I think the problem is that whenever a config change takes place that requires one of the specific services/processes of the entire suite of services/process to be restarted or HUP'd, the cluster thinks something is down and decides to start failing over to the other box before the service/process gets a chance to restart.
For example, when I log into the administration web console and configure AntiVirus settings by un-checking "Block encrypted archives" and then clicking save, the result is that the cluster fails over to the other node and the entire server is unavailable for about 2 minutes. This wasn't happening when I was testing Zimbra with a trial version using a single server. I also get the same behavior when I run some of the CLI tools.

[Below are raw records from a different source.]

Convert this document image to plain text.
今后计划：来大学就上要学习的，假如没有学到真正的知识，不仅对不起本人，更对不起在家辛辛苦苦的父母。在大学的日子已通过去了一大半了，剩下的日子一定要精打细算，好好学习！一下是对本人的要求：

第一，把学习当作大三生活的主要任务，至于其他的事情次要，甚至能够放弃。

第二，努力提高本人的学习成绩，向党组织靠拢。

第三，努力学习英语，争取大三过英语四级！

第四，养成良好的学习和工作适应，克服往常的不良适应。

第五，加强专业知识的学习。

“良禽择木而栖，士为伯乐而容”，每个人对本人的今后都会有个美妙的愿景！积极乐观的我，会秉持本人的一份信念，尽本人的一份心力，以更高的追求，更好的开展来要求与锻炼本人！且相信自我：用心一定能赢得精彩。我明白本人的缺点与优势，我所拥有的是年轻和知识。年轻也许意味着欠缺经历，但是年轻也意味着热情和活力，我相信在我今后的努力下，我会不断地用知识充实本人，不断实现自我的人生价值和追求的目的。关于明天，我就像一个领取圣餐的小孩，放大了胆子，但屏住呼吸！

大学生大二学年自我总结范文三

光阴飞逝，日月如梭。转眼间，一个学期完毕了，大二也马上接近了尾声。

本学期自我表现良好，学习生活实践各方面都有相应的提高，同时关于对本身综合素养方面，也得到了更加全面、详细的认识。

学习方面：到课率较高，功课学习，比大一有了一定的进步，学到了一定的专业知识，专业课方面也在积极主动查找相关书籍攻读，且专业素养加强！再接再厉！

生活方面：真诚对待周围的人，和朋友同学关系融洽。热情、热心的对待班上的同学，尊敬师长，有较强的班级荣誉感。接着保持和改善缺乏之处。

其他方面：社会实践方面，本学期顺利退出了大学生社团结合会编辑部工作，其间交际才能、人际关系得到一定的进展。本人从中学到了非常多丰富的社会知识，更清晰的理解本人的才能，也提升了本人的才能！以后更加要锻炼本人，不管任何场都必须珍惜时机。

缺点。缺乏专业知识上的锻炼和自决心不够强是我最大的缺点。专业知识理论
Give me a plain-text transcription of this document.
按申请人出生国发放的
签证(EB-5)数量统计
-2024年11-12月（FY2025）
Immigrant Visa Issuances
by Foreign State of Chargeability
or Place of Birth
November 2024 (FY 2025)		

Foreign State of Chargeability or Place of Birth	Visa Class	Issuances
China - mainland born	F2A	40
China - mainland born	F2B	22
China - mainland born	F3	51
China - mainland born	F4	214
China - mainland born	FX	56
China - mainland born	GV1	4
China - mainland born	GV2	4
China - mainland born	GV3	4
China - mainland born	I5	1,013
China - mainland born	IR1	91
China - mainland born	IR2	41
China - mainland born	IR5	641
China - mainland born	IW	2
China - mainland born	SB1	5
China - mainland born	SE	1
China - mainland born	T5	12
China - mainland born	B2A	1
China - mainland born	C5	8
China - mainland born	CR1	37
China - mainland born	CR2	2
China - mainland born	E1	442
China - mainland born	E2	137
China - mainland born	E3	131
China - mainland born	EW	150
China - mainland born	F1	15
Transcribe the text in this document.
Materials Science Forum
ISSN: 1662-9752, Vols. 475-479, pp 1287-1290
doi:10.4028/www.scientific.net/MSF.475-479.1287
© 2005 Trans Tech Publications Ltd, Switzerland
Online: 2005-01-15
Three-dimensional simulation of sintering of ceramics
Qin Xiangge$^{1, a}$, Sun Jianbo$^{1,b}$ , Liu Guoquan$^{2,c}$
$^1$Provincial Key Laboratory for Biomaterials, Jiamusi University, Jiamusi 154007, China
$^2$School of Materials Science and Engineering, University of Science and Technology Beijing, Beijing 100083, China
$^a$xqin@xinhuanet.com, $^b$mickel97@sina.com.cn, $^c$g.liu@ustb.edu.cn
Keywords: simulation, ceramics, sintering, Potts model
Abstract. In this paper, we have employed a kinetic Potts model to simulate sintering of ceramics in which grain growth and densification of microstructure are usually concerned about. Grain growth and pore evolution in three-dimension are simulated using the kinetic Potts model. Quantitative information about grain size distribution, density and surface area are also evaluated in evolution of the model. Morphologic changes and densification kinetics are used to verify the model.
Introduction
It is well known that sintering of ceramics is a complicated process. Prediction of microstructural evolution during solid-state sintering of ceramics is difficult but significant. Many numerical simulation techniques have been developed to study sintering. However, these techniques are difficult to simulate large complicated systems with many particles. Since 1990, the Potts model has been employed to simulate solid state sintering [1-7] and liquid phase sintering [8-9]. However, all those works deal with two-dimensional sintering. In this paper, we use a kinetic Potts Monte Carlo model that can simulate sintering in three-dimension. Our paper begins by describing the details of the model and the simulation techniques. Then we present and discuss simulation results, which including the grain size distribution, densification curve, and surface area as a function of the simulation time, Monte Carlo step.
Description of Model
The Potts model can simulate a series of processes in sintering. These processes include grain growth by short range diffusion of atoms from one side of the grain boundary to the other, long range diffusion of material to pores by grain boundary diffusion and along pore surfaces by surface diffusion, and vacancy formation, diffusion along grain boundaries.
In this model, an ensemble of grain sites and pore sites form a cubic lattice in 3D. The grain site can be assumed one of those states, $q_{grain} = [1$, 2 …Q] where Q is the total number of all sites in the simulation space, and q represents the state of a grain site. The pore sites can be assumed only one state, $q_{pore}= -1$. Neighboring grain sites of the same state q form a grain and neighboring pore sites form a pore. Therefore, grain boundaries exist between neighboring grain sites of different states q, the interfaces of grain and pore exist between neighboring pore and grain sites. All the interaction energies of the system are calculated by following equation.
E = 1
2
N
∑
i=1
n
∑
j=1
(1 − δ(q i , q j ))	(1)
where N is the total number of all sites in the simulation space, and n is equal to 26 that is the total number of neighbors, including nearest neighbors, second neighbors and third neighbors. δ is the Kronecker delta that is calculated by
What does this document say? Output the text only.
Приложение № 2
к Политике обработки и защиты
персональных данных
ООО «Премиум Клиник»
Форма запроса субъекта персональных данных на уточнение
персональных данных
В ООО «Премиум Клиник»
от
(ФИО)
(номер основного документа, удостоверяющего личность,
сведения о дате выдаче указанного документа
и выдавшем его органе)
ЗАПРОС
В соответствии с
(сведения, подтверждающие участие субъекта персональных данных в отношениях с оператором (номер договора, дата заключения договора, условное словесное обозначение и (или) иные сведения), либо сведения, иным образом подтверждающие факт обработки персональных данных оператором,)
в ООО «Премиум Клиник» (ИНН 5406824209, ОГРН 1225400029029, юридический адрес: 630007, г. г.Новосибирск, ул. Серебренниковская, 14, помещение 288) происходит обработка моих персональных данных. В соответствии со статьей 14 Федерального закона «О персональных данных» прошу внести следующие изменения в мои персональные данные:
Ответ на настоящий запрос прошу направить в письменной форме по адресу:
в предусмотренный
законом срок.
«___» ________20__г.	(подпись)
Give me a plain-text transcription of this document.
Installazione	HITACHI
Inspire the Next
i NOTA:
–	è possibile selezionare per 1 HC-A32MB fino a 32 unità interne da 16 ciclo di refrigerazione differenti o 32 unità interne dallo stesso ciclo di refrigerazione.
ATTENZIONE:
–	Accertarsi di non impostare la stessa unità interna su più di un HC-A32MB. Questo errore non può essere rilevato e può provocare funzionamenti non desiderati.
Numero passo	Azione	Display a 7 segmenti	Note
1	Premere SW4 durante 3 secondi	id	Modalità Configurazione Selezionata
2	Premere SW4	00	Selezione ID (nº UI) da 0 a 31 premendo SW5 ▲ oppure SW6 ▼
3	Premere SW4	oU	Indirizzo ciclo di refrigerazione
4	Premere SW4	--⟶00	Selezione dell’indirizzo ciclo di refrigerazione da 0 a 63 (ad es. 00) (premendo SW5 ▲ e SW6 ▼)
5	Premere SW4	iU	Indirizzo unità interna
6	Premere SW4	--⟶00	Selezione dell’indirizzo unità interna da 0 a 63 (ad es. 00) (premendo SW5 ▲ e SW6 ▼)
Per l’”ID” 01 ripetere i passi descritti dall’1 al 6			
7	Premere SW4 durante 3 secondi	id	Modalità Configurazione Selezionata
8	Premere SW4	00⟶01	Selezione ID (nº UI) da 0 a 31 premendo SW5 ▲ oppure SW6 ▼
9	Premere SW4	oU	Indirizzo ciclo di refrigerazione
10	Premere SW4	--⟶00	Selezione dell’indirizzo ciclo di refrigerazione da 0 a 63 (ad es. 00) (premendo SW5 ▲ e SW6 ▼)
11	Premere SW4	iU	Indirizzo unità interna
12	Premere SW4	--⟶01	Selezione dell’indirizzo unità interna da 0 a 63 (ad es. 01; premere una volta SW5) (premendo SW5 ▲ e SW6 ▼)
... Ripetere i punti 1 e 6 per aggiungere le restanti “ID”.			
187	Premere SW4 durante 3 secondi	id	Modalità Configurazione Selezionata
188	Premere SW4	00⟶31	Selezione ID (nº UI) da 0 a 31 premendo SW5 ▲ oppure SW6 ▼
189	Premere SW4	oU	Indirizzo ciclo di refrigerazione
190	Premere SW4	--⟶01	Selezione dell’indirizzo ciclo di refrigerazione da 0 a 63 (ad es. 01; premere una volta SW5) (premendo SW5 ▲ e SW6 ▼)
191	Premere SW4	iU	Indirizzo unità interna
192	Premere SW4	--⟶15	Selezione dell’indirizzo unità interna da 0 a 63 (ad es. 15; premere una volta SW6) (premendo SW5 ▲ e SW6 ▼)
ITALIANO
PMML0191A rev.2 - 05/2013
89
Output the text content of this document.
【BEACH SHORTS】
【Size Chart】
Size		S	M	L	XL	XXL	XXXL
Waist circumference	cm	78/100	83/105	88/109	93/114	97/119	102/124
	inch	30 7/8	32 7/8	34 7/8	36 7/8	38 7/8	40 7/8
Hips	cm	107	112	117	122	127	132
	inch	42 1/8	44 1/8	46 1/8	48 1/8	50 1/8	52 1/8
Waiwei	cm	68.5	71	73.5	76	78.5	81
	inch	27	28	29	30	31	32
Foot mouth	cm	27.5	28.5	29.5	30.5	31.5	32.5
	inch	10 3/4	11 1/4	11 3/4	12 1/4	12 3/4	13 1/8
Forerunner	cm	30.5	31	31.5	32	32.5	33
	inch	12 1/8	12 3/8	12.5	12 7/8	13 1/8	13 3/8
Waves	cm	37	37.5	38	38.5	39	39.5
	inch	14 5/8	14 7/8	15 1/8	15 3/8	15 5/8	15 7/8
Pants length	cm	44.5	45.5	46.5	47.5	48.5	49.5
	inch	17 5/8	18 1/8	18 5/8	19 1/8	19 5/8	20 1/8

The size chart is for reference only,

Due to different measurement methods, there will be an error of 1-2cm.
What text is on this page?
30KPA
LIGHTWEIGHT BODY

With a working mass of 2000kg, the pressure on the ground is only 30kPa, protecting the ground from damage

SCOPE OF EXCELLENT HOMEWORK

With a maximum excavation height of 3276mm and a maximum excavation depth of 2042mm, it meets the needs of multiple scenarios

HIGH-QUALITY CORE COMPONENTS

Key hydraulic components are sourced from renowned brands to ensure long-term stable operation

What is especially annoying about this is that I have no idea what types of changes will result in this downtime unless I've already tried it before. This means that whenever I have to make a trivial configuration change that doesn't require restarting any services for the change, I have to plan for an outage and notify all of our users. This is becoming a real pain.
Is anyone else having these kinds of problems? It almost seems like going with a clustered environment we have ended up with a LESS stable system and more downtime than if we just would have went with a single server.
Any rules of thumb on knowing beforehand what kinds of changes/edits will result in the server being unavailable for a few minutes and which ones are safe?
Any tips/feedback for a newbie Zimbra sysadmin is appreciated.